Israeli citizen to be extradited to US in Iran defence sales case
Israel's Supreme Court on Sunday ruled that a national charged with selling US defence equipment to Iran can be extradited to the United States, the justice ministry said.
It said in a statement that Arye Eliyahu "Eli" Cohen should be rendered to US authorities "in order to stand trial for the commission of federal offences of trading military spare parts with Iran".
"According to the charge sheet on which the extradition request is based, during the years 2000-2004 Cohen exported military spare parts from the United States to his place of residence in Israel," the Hebrew-language statement said.
It said that he and three accomplices in the US shipped parts for Hawk missiles, fighter aircraft and armoured troop carriers from the US to Israel, using false declarations as to the materials and their final destination.

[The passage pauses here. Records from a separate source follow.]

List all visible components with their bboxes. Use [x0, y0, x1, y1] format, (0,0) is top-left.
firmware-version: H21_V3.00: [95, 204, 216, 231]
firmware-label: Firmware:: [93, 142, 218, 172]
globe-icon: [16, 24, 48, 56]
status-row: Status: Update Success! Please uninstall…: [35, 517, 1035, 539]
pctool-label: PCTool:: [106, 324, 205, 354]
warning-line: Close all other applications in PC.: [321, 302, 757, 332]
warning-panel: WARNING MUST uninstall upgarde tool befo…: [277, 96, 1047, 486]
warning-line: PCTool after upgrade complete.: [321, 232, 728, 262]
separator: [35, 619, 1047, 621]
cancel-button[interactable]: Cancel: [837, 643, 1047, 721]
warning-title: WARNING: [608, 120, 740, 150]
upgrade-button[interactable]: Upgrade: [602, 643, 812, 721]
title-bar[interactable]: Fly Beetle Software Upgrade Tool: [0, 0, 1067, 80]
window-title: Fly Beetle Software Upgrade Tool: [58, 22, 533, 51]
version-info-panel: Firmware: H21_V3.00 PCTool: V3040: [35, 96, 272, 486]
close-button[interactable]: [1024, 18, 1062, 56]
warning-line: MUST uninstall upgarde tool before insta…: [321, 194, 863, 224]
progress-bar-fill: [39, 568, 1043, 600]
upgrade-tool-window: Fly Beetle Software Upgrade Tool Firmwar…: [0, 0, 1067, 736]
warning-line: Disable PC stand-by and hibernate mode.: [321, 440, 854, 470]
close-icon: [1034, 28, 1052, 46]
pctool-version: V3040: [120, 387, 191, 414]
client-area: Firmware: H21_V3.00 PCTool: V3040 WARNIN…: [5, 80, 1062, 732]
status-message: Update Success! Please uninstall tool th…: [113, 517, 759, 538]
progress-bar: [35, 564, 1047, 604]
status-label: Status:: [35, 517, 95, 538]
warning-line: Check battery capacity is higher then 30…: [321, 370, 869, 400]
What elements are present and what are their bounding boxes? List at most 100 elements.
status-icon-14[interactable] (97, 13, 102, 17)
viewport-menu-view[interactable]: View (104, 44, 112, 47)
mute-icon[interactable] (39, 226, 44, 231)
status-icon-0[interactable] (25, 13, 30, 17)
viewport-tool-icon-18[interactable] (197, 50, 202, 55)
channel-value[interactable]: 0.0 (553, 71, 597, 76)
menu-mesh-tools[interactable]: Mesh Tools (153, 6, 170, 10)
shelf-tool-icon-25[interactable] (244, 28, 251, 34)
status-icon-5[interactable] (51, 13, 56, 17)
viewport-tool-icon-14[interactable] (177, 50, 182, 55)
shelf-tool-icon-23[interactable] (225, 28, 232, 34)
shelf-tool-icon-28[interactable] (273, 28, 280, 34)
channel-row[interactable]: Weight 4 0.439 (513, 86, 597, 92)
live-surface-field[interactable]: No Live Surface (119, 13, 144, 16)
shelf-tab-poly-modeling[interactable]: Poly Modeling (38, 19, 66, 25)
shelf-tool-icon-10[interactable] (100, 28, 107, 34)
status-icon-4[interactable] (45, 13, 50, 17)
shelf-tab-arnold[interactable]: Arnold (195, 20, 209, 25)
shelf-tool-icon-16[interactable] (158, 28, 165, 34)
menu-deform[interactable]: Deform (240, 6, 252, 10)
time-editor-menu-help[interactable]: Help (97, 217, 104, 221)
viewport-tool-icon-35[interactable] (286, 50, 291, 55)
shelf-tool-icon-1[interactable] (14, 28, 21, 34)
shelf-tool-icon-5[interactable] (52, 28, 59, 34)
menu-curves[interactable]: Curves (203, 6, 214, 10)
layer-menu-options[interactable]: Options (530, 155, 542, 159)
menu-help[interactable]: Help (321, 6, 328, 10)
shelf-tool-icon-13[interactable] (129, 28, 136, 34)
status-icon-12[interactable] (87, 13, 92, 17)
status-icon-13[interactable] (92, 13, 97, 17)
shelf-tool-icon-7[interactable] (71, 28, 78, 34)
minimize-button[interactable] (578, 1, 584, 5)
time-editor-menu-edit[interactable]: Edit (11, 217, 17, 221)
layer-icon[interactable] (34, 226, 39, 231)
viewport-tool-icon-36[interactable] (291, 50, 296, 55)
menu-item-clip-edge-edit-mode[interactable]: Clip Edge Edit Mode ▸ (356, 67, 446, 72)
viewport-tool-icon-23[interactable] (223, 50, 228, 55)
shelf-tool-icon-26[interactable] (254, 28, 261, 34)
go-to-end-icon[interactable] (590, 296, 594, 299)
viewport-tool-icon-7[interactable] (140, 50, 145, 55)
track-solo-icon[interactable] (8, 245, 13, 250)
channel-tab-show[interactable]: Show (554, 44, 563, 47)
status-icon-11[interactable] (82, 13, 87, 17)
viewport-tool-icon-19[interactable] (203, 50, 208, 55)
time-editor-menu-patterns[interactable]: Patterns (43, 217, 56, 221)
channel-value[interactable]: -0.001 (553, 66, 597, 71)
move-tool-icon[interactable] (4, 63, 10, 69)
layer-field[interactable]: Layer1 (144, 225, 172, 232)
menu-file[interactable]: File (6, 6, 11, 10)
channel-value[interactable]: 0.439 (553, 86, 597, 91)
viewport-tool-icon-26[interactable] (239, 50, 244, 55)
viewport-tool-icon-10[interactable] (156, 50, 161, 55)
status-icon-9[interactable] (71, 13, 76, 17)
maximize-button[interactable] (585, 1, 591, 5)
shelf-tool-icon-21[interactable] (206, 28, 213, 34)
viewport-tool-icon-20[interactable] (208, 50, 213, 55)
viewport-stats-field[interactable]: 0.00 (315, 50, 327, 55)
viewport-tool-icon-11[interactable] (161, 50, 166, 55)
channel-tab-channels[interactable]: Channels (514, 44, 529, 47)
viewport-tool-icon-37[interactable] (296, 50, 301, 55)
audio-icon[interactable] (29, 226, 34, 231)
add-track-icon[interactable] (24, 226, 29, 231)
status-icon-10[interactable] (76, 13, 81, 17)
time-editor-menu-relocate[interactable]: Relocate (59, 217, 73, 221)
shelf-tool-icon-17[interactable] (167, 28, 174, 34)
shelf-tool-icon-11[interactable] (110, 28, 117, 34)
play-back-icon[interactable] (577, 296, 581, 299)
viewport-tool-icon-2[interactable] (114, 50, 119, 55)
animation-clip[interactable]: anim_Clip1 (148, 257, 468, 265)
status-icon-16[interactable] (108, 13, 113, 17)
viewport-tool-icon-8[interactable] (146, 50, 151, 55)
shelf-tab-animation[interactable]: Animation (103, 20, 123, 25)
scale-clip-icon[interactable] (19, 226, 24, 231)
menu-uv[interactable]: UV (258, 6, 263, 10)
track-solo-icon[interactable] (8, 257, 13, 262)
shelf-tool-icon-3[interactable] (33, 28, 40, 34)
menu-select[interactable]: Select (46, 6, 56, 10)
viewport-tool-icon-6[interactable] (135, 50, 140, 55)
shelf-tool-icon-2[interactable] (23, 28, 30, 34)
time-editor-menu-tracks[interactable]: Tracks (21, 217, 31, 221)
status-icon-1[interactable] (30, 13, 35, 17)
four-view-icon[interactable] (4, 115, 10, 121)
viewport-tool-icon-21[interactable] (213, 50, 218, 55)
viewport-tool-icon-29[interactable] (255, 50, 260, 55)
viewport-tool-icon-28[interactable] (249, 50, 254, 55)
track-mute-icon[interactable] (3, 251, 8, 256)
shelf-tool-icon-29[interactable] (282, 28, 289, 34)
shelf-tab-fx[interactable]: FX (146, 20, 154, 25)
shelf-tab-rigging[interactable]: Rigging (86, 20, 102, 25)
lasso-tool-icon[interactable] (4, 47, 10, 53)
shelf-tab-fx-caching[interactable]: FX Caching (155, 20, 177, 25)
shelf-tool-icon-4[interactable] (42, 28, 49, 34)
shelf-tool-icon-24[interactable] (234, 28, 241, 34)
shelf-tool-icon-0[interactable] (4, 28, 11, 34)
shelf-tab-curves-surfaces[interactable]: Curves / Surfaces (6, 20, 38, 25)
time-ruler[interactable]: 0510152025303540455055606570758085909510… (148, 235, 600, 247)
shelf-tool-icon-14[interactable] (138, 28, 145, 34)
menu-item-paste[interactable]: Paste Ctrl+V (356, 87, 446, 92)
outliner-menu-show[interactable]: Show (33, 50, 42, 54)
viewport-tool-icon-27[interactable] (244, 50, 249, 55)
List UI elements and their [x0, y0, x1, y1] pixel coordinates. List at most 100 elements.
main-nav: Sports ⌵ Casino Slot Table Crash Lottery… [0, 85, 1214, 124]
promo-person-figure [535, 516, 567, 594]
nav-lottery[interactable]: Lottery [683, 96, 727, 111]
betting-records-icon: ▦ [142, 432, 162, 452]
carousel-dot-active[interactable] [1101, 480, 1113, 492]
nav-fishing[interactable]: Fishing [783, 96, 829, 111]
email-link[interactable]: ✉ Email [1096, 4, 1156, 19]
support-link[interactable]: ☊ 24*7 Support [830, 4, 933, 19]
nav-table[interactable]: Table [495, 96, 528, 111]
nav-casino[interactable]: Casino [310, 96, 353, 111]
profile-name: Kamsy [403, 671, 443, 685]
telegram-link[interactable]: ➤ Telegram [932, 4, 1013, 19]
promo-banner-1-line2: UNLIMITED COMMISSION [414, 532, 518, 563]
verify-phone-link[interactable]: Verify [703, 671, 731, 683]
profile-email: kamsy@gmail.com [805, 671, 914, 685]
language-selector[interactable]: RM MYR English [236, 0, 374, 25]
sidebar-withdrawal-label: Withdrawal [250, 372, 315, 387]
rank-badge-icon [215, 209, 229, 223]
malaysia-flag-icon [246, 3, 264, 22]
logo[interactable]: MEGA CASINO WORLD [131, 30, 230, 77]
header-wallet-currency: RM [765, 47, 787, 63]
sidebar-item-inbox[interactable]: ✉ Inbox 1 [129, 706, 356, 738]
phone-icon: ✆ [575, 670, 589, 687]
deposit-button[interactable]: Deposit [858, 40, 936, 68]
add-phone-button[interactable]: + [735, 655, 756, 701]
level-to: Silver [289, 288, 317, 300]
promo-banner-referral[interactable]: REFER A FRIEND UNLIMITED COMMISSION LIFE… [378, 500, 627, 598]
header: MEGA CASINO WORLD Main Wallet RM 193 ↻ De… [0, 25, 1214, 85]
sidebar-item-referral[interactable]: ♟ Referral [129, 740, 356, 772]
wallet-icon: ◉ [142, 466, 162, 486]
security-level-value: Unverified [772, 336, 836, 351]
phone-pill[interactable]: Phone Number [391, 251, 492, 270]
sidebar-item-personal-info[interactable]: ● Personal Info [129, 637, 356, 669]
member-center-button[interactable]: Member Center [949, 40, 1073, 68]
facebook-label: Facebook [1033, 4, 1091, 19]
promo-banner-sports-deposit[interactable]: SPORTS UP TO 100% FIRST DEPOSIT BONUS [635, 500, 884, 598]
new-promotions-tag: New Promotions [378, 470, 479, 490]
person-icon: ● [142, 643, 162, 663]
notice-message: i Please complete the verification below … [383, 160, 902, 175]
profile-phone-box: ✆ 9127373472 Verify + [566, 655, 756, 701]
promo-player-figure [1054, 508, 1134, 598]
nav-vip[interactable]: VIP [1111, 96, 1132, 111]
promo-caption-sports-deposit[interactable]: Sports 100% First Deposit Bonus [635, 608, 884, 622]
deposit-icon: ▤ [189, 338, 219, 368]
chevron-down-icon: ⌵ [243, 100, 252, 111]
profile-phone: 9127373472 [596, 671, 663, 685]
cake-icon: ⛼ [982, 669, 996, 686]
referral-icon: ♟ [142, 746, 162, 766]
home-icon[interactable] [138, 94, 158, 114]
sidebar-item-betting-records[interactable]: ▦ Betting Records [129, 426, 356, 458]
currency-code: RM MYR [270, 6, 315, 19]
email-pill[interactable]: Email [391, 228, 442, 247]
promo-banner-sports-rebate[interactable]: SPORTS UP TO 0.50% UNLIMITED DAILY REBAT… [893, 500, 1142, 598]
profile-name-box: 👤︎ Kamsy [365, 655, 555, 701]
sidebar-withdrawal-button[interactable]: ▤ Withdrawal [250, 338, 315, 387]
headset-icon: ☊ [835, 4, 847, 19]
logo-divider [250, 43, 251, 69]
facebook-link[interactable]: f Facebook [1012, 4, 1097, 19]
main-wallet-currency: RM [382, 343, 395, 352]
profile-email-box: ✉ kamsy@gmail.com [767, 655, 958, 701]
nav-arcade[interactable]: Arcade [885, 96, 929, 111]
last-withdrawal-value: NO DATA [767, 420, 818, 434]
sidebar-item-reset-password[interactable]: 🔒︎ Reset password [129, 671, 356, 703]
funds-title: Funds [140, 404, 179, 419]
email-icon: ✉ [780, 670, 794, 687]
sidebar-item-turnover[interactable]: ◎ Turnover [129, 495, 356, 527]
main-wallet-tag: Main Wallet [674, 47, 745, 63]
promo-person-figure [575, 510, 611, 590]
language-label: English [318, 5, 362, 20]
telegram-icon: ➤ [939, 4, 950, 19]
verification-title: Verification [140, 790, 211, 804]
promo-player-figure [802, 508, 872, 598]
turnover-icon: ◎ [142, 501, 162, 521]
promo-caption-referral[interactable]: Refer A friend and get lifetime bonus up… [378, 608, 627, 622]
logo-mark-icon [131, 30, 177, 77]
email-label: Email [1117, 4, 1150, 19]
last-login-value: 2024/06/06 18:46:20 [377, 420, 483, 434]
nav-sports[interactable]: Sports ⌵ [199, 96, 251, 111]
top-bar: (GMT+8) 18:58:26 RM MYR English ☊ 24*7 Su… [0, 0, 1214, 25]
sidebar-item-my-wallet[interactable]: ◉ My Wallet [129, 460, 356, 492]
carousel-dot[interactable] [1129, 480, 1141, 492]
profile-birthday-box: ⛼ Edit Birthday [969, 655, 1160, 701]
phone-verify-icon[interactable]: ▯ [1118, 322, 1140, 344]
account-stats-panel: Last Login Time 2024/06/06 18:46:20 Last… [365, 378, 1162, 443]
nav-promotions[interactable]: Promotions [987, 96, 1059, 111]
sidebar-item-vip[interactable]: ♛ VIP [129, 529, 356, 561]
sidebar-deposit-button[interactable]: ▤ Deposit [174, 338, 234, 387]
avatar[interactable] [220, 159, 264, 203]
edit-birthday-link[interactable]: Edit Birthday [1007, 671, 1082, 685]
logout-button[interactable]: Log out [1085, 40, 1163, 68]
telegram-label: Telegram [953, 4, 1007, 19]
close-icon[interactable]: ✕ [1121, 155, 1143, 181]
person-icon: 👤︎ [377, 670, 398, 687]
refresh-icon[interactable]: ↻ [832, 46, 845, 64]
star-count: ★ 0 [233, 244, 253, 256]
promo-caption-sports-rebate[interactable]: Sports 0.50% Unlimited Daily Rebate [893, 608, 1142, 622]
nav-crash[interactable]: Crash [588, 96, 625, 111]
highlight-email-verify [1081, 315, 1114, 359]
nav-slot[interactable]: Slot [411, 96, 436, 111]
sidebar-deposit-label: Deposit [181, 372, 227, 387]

A transcript of Sunday's court hearing said that the charges alleged that between 2012-2013 Cohen "on two occasions re-exported from Israel to Iran, via Greece, US-made military spare parts used by fighter planes".
Cohen and his accomplices had previously tried to send shipments to Iran via intermediary states such as the United States, Germany, Thailand and Portugal, Israel’s Channel 2 reported in 2014, adding that Cohen had been investigated on such charges six times in 12 years, the Times of Israel said.
The charges were filed in the Federal District Court of Connecticut in 2013, and the United States made an extradition request the following year.
The Jerusalem District Court granted the request but Cohen then appealed to the Supreme Court.
"The act for which extradition is requested constitutes a criminal offence under the laws of both" Israel and the United States, the court said in Sunday's ruling.
Prime Minister Benjamin Netanyahu has accused arch-foe Iran of "preparing another Holocaust" and seeking to acquire nuclear arms with which to attack the Jewish state.
He is implacably opposed to last year's nuclear deal between Iran and six world powers, which saw the lifting of international economic sanctions in return for Tehran ensuring that its nuclear programme remains purely for civilian use.
An arms embargo on the Islamic republic remains in force.